La mirada característica de Dylan es penetrante, recelosa y tierna; profundamente seria y profundamente irreverente a la vez. Su paradigma quizás se encuentre en la tapa del disco The times they are a-changin´, de 1964. Las cejas se elevan como aves de rapiña sobre unos ojos que, al igual que los del santo, despliegan un lamento, aunque sus rasgos son casi opuestos: de pupilas negras, duras, se dirigen a la tierra. Hay en estos ojos una mezcla singular de bronca y escepticismo inquieto; el mismo compuesto explosivo que emerge en casi todas las letras del disco. La bronca no surge tanto de que un plantador de tabaco haya matado a golpes a su criada afroamericana, si no de que ese crimen nunca podría haber ocurrido sin el concurso de la desidia social y la hipocresía política. "Dos ojos fueron los que apuntaron la mirilla / hacia el cerebro del hombre / pero no se culpe al asesino: / es solo un peón en el juego", dice el poeta. Y en otra canción descarga: "Pero ustedes, que filosofan sobre la desgracia y critican todo miedo, / quítense la máscara de la cara, / ahora no es momento para sus lágrimas". Lo interesante es que, al mismo tiempo que denuncia la miseria que lo rodea, Dylan sabe desde el principio que no tiene una respuesta para dar. De ahí su escepticismo inquieto, turbulento. En otro tema condena a la Iglesia por utilizar la fe como justificación para la guerra; sobre el final, confiesa: "Así que ahora me voy, / estoy cansado como un demonio. / La confusión que siento, / no hay lengua que pueda explicarla". (El gesto irreverente de Dylan no consiste en afirmar que conoce una salida, si no en despreciar profundamente a los que creen conocerla; y este es uno de los factores que explican su relativa marginalidad dentro del mercado del rock). En cualquier caso, para los pocos que han conseguido enterrar a Dios, quizás no se trate de una liberación, si no de una carga.
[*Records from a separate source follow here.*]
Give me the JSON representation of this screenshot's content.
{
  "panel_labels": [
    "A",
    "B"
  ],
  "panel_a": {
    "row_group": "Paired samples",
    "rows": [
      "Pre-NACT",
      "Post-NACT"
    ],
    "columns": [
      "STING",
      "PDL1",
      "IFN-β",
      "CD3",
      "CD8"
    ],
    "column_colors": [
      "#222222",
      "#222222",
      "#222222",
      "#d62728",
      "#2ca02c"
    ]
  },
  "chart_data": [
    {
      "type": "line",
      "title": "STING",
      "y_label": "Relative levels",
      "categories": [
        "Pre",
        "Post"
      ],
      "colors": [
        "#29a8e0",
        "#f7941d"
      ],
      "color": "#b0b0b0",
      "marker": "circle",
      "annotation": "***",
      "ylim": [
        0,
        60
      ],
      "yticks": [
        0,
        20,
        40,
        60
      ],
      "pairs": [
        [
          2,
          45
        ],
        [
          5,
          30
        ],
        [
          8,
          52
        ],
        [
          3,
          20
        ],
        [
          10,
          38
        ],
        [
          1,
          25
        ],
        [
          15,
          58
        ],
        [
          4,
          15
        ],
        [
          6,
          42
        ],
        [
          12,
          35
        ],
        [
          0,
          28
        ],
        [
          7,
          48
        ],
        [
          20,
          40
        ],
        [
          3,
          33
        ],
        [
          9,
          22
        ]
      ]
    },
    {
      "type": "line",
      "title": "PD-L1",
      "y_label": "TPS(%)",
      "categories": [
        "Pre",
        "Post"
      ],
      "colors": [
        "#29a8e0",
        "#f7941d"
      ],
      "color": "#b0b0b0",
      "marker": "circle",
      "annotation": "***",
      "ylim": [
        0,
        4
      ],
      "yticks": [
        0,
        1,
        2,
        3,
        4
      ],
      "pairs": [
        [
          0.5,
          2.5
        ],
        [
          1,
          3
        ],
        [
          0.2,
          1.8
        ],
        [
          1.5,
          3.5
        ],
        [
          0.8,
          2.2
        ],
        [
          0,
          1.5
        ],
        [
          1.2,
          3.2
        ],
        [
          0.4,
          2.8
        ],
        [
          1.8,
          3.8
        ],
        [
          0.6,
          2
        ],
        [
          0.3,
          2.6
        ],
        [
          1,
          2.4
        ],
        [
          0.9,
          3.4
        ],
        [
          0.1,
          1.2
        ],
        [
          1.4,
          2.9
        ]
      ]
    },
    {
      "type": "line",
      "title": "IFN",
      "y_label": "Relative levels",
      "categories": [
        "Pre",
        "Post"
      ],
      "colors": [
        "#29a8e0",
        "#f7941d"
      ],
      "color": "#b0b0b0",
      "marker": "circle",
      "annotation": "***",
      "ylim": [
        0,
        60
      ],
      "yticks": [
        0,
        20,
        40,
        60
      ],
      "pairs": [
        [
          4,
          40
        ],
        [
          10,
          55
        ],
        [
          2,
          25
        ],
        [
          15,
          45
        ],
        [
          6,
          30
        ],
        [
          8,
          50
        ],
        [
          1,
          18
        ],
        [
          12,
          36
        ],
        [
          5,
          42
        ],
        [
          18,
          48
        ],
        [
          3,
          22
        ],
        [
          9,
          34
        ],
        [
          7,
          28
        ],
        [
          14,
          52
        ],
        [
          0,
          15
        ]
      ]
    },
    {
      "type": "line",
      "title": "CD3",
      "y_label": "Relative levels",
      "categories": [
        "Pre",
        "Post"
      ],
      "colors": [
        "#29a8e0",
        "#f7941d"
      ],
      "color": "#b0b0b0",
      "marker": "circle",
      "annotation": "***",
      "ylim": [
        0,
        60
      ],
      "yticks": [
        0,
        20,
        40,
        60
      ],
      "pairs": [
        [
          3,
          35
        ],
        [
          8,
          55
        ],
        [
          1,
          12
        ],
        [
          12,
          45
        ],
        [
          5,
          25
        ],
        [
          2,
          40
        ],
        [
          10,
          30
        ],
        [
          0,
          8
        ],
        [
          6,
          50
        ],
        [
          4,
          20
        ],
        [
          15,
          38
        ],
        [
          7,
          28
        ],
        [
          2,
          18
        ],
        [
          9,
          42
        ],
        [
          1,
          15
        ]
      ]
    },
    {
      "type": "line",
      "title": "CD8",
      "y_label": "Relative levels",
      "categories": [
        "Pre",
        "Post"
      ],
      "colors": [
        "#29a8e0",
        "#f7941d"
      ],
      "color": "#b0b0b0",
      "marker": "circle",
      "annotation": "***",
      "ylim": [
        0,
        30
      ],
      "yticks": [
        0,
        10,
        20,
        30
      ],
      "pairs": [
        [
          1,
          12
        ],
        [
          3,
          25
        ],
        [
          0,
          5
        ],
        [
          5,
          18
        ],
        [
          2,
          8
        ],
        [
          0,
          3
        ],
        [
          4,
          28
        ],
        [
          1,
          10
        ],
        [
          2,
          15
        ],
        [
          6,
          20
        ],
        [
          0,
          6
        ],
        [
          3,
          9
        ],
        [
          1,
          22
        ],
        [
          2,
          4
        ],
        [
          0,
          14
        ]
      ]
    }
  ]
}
Hay una canción del disco, sin embargo, que se distingue del resto. Se titula When the ship comes in, y es la llegada del Juicio para los opresores. "Se levantarán los enemigos / con el sueño aún en sus ojos / y saltarán de sus camas pensando que están soñando / pero luego se pellizcarán y chillarán, / y sabrán que es real. / Será la hora en que la nave llegue". En este punto vislumbramos todo lo que hermana oscuramente al músico y al apóstol: los dos están desolados, y lo único que les queda es el consuelo de la fe. En el cuadro, san Pedro se resiste a caer en la desesperación. En la tapa del disco, Dylan acusa a los que la niegan. Ninguno es ya capaz de creer como antes en la humanidad. Los dos confían en que el paraíso existe, los dos saben que han sido expulsados de él.
¿Cuál es el espacio sin tiempo donde el camino del músico y el camino del apóstol se han intersectado? Quizás la clave se oculte en esas llaves que penden del brazo izquierdo de san Pedro. Se sabe que el apóstol fue perdonado por Cristo, quien le encomendó ser el guardián del Cielo. Y también se sabe (no solo por la famosa canción que versionaron los Guns and roses) que Dylan no se cansa de golpear a sus Puertas, reclamando lo que es suyo por derecho propio. Desolados, Dylan y san Pedro se cruzaron en el mismo umbral: el Desván del Paraíso. Cuando uno de los dos se cansa o tiene un poco de frío, puede voltear la cabeza para mirar al otro y, débilmente, reconocerse.